About the Big Data Zone

Simulated data modeled for the particle detector on the Large Hadron Collider at CERN

Our final zone in the 2014 Big Data Season is funded by the Science & Technology Facilities Council and will explore how computing is applied not only to biology, but also in other areas like astronomy, particle physics or meteorology.

We live in the era of computers and Big Data. Physicists use computers to store and analyse data to measure atmospheric conditions, develop new weather forecaster models, or model how the universe is constructed. Chemists study molecular structures through crystallography through complex computer transformations. Geneticists are working out the details of the building blocks of life through sequencing genes. Epidemiologists try to understand out how disease spreads using computer models of millions of people. Neuroscientists are embarking on projects to recreate the brain using computer networks. And we could go on, and on…

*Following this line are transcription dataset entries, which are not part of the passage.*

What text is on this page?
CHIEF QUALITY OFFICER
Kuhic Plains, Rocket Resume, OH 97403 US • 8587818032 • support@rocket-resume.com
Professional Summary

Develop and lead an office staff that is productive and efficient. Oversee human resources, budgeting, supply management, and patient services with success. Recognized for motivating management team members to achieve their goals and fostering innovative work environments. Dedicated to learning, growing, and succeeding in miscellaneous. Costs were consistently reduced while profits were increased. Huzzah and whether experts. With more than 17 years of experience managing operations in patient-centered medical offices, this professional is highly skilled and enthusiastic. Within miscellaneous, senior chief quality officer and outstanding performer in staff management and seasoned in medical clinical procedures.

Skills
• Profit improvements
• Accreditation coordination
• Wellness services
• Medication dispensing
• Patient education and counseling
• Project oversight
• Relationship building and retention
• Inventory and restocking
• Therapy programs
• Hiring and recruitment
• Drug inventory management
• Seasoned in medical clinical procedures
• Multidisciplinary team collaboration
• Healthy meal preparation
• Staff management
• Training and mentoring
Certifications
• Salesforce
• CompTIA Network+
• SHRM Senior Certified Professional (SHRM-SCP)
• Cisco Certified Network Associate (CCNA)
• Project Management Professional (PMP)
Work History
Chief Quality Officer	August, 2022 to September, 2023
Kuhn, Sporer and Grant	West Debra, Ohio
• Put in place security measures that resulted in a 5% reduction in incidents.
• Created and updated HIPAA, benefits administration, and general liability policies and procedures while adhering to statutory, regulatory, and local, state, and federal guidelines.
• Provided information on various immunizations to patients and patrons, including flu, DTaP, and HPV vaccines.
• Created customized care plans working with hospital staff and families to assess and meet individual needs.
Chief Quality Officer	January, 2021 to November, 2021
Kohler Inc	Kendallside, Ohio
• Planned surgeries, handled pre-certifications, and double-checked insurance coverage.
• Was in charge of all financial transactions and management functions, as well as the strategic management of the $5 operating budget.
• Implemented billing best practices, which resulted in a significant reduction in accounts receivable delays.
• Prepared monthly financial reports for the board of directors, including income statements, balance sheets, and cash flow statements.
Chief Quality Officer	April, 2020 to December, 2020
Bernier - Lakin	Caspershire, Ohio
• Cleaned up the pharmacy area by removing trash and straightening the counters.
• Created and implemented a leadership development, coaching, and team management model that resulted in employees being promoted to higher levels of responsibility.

In the Big Data Zone you’ll meet five scientists with very exciting jobs. There are scientists who are helping to design giant telescopes to watch clusters of galaxies crash into each other all across the Universe. There are scientists studying how Wikipedia and other online groups make decisions, there are scientists looking after the computers used to store the data produced at the Large Hadron Collider, and search for the key insights buried within those data. There are scientists building giant telescopes, and scientists running simulations to explain the movements of far away planets.